Dui Hua’s research into court websites also uncovered a judgment involving seven South China Church members who made an unsuccessful appeal in Jiangxi to overturn their conviction in December 2016. They were sentenced to 20-36 months in prison for “gathering a crowd to disturb social order,” instead of Article 300. One of the defendants was previously sentenced to a 10-year prison sentence in October 2002 for aggravated assault, the same year when Gong’s death sentence was reduced to death with two-year reprieve. 

In May 2015, the defendants organized over 40 church members to travel from their home province Hubei to Gao’an City, Jiangxi, to protest the police’s handling of a traffic accident that had left one of their church members dead. The judgment stated that they chanted slogans, unfurled banners, placed wreathes, and held photos of the deceased while protesting and blocking traffic for four hours. Forty-one protesters were taken away at the scene. 

All the defendants have been released from prison at the time of writing. Two other court rulings Dui Hua uncovered indicated that Ding Zhicheng (丁志成) and Zhang Chengqin (张成勤) completed their sentences about four months early in January-February 2018 after being granted a sentence reduction. Ding and Zhang received the longest prison sentences, consisting of three years each, among the defendants in the case. Another recently uncovered official document from 2015 helped Dui Hua identify another defendant named Mei Yuqing (梅宇清) who received a two-year sentence while defendants Dong Hualing (董华玲), Dong Nengjun (董能军), and Wang Tiantian (万甜甜) both received sentences of one year and eight months in prison. 

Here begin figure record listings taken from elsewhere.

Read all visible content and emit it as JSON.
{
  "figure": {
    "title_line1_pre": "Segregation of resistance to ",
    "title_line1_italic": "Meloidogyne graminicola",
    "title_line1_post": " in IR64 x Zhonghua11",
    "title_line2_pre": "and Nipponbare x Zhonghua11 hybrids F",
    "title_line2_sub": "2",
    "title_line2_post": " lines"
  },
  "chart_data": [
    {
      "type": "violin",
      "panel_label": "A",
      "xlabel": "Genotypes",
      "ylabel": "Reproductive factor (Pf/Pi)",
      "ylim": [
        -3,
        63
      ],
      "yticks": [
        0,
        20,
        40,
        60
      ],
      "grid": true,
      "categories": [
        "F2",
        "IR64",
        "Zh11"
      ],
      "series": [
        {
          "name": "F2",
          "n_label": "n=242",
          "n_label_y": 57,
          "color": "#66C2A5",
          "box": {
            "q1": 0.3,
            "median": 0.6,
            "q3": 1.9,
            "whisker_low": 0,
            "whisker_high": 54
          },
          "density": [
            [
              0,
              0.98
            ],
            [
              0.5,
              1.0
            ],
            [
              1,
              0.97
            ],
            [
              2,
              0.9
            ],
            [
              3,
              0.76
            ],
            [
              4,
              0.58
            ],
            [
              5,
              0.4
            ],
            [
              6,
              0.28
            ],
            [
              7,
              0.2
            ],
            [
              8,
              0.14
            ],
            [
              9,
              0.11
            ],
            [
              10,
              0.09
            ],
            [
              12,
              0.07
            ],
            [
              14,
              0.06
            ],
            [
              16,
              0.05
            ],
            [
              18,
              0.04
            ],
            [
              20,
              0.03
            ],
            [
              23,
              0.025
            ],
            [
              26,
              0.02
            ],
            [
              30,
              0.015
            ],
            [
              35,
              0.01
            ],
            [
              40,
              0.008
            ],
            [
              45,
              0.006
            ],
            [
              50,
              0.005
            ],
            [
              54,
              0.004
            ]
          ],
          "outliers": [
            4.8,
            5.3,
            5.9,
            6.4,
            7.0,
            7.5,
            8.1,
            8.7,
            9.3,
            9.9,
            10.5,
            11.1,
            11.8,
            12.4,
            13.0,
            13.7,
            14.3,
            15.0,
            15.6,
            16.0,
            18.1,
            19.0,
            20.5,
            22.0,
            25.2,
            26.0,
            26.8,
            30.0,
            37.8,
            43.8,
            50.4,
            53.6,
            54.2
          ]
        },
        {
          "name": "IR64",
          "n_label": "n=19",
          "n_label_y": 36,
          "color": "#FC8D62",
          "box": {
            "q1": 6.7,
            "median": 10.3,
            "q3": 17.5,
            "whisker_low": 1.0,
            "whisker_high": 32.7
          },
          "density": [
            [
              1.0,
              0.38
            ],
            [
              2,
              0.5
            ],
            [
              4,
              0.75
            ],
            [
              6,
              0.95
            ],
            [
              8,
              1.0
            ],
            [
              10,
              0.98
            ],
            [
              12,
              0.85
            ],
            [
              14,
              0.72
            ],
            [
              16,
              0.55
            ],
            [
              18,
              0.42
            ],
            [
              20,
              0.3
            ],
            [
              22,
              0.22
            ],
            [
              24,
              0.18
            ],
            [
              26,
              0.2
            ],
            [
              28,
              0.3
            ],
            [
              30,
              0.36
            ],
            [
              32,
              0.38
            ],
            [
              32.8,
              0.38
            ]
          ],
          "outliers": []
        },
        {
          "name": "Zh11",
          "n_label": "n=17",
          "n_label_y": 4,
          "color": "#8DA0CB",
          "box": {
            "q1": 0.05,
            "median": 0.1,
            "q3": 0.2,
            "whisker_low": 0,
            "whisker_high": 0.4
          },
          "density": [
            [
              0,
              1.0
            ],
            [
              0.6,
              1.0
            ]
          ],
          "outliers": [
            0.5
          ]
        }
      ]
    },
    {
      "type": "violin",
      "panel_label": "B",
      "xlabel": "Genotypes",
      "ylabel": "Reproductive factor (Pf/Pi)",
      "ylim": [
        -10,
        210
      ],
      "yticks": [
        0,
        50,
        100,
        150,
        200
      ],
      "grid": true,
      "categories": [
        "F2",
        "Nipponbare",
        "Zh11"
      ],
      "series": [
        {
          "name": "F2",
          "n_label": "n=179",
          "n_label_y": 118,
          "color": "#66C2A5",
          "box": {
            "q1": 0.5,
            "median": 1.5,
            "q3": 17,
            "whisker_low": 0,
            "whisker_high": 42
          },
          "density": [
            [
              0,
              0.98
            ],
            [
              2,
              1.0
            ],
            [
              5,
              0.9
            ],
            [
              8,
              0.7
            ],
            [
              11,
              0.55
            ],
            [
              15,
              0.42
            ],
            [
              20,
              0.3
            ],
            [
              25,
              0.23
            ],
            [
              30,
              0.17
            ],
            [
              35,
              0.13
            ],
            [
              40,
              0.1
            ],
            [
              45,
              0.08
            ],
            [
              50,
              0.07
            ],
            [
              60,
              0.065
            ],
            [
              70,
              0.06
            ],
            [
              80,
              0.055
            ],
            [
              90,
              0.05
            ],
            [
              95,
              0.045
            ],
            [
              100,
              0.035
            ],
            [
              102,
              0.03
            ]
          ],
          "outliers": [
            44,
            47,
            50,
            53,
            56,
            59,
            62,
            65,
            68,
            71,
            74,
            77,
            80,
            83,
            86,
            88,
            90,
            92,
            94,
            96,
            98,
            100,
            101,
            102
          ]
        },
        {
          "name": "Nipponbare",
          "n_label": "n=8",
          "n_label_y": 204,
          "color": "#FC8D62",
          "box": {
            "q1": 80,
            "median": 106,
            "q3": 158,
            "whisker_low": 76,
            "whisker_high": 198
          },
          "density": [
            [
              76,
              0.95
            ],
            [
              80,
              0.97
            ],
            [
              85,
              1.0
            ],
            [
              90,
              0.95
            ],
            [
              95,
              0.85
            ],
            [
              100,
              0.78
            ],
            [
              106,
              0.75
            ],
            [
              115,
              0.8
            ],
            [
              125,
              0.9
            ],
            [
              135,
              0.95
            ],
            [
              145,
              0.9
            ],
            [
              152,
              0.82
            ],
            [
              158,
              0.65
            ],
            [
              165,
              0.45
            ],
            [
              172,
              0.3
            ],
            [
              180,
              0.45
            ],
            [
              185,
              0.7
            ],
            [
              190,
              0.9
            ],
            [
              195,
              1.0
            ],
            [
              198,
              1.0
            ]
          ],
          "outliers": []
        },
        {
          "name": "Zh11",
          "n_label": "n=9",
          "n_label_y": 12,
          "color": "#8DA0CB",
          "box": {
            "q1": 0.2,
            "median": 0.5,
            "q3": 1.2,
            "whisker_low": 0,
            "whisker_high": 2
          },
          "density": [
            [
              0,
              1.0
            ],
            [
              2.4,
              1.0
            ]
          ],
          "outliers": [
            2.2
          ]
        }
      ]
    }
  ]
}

Gong is believed to be the only South China Church leader still imprisoned. He has been a source of controversy due to questions concerning the orthodoxy of his teachings and his personal conduct. In 2007, reports by rights monitoring groups overseas found some evidence corroborating accusations against Gong, including that he molested female church members and that he encouraged the use of violence against the church’s perceived enemies. Yet, Dui Hua’s recent research on unorthodox religious groups and their treatment by the CCP suggests that the great majority of unorthodox religious prisoners are nonviolent.  

Like many other unorthodox religious groups suppressed by the Chinese government, South China Church has not been rendered extinct. Many of its activities appear to have been driven underground. With two more years to serve in prison, Gong is scheduled for release in April 2024.